With our methods defined, we can now visualize the results simply by calling them with appropriate parameters.

### Visualizing each profile's response times

The following plots the response times of each method within each profile, in the order that the profiles themselves were executed within the performance suite. (As this is rendering 30+ detailed visualizations it may take a little time to complete.)

In [None]:
for profile in profile_order:
    plotProfile(df1, profile)

From these visualizations, we can quickly see the "typical" response times for a given method (where the peak(s) are highest) as well as the potential for extreme values (where there is a long-tail to the right that could extend up to several times longer than the "typical" response time).

For cases where we have such extreme values, we may want to better understand what specific set of parameters has caused that extreme response time: we can do this using the `slowestRunning` method. For example, the following will show us the 10-slowest-running search queries against entities:

In [None]:
slowestRunning(df1, 'Entity search', num=10)

The first entry in the table will be the slowest method in that entire profile: we can check its elapsed time under the `elapsed_time` column, the specific method that was called under the `method_name` column, and then determine more detail about that specific method invocation from the `test_case_id` column (which gives us information on the specific type definition that this method was called against) and the `assertion_id` column (which is unique to a particular point in the performance suite's testing code).

For example, if we see that:

- `method_name` = `findEntities`
- `elapsed_time` = `800`
- `test_case_id` = `repository-entity-search-performance-Annotation`
- `assertion_id` = `repository-entity-search-performance-findEntities-all-p31`

Then we can deduce that our slowest-running search was a `findEntities` method call that retrieved page 31 of the results for all `Annotation` entities, and that this took 800 milliseconds to complete.

Reviewing the other entries in the table is useful to determine whether this might be an outlier caused by something else occuring on the system (for example a garbage collection pause), or if there are other similar cases of extreme response times. (If this is the only number that seems to be at this extreme, you may want to re-run the performance suite with the same parameters to determine if you can produce the same result for this same type: if not, it is likely caused by some other area like garbage collection.)

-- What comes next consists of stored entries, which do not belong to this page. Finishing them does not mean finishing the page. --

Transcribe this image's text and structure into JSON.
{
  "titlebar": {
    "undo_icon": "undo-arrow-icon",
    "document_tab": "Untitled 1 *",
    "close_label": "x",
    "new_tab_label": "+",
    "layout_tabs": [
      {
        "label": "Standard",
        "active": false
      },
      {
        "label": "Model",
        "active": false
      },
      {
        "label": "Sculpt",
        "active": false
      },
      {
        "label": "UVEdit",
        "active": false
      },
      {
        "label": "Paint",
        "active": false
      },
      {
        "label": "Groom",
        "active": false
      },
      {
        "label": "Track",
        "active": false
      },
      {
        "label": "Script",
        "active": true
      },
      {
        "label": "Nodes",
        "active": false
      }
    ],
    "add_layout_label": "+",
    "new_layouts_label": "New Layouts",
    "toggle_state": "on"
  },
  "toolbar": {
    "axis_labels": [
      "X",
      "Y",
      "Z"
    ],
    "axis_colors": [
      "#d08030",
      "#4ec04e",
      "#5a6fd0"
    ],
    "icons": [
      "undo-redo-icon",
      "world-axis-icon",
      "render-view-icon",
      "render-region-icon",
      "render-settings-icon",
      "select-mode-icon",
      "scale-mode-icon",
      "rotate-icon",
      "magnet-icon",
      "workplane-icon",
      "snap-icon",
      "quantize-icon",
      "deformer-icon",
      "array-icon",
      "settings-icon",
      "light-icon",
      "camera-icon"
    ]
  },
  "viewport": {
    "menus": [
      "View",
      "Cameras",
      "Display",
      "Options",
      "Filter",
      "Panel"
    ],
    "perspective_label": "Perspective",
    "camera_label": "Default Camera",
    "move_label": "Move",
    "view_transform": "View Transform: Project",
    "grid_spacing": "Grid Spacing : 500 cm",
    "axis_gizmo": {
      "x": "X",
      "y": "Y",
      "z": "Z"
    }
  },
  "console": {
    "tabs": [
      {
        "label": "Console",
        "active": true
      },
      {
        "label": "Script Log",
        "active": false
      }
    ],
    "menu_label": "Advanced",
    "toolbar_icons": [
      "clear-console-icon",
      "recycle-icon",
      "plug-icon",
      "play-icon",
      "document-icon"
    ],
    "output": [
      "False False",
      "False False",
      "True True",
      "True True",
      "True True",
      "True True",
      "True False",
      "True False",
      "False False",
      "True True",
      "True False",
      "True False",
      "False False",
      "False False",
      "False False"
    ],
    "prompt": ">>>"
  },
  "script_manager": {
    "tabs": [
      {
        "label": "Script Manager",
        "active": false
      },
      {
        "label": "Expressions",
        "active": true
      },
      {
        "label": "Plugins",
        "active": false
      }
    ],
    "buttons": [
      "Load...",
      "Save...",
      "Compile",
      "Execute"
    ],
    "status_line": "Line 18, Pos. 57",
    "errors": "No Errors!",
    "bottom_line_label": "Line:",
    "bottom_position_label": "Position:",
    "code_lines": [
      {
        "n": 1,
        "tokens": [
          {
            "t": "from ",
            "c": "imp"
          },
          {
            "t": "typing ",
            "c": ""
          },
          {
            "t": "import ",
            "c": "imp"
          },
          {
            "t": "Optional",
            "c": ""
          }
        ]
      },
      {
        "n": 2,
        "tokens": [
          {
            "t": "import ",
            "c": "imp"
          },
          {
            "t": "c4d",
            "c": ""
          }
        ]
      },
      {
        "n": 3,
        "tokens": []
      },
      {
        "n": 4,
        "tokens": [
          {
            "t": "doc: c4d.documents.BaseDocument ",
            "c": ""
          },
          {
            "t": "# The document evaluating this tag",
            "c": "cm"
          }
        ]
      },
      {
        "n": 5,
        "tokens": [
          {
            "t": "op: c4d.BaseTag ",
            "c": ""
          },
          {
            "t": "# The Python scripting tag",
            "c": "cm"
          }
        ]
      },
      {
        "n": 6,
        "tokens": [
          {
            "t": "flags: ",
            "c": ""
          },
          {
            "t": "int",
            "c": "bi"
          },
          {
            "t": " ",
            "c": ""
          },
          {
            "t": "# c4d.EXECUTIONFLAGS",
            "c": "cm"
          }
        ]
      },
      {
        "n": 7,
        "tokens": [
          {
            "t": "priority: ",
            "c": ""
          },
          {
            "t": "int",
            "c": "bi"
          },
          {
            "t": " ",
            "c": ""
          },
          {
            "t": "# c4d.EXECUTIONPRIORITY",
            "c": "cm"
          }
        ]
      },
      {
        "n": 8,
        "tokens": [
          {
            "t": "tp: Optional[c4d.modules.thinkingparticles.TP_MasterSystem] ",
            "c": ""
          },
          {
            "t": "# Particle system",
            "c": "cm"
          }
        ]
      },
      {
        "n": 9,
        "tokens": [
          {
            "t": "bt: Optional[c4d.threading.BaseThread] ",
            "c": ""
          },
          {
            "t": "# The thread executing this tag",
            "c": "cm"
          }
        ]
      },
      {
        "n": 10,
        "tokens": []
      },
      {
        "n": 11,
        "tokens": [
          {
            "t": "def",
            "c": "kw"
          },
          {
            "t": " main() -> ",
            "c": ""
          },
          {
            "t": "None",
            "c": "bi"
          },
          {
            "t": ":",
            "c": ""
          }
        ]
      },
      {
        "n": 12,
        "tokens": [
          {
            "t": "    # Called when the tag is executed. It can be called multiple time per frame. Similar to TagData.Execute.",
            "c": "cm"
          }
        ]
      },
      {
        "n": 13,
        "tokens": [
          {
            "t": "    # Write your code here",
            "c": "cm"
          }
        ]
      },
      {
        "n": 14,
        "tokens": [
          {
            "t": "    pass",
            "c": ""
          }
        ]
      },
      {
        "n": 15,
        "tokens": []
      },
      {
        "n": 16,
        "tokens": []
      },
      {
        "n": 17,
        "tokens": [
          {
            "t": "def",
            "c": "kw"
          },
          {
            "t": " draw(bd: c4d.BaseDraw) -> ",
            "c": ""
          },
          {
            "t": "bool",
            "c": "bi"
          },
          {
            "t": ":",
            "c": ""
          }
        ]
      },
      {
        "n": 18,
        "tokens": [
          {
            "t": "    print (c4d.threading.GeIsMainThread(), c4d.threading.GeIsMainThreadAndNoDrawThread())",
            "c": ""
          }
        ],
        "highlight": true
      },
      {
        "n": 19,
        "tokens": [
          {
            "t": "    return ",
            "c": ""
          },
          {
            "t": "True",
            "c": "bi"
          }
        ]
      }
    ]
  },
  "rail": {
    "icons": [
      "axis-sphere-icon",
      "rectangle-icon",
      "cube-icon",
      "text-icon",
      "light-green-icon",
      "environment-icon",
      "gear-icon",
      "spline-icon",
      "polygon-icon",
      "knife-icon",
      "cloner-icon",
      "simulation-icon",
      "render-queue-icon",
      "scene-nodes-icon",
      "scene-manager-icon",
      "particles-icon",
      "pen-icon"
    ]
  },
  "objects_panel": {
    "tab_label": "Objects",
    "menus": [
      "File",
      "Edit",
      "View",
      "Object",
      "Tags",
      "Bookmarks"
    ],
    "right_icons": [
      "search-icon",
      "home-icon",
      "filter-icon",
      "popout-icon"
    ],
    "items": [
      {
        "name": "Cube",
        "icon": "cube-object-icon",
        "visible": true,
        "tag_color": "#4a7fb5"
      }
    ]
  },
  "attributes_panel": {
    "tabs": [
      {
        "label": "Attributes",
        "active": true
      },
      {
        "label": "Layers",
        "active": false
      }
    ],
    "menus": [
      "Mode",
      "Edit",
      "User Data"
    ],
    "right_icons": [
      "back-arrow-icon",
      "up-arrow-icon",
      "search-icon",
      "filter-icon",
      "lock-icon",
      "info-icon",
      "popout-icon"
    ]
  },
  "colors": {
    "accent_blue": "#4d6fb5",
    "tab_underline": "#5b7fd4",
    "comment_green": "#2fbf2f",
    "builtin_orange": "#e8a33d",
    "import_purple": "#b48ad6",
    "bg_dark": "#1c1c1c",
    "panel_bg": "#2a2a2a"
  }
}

If this does not appear to be a one-off outlier, then you will likely want to take this particular combination of parameters and do some more in-depth profiling and analysis of your repository to see what might be causing this extreme response time.

On the other hand, if you determine that actually the behavior is "random" rather than something inherent in the particular combination of parameters, you may instead want to simply remove such outliers and re-draw the plot for that profile without it, so that you have greater resolution on the more typical values:

In [None]:
plotProfile(df1, 'Entity search', remove_outliers=True)

Without the outliers, we can more clearly see the typical distribution of each method's response times.

## Comparing results

Up to this point, we have done some analysis of the performance of a single repository on its own. However, we may also be interested in comparing and contrasting these results with either different performance test runs against that same repository (for example, after using different volume-controlling parameter settings, to investigate scalability), or by comparing performance test runs against other repositories.

In either case, we simply need to load those additional results and compare / contrast accordingly.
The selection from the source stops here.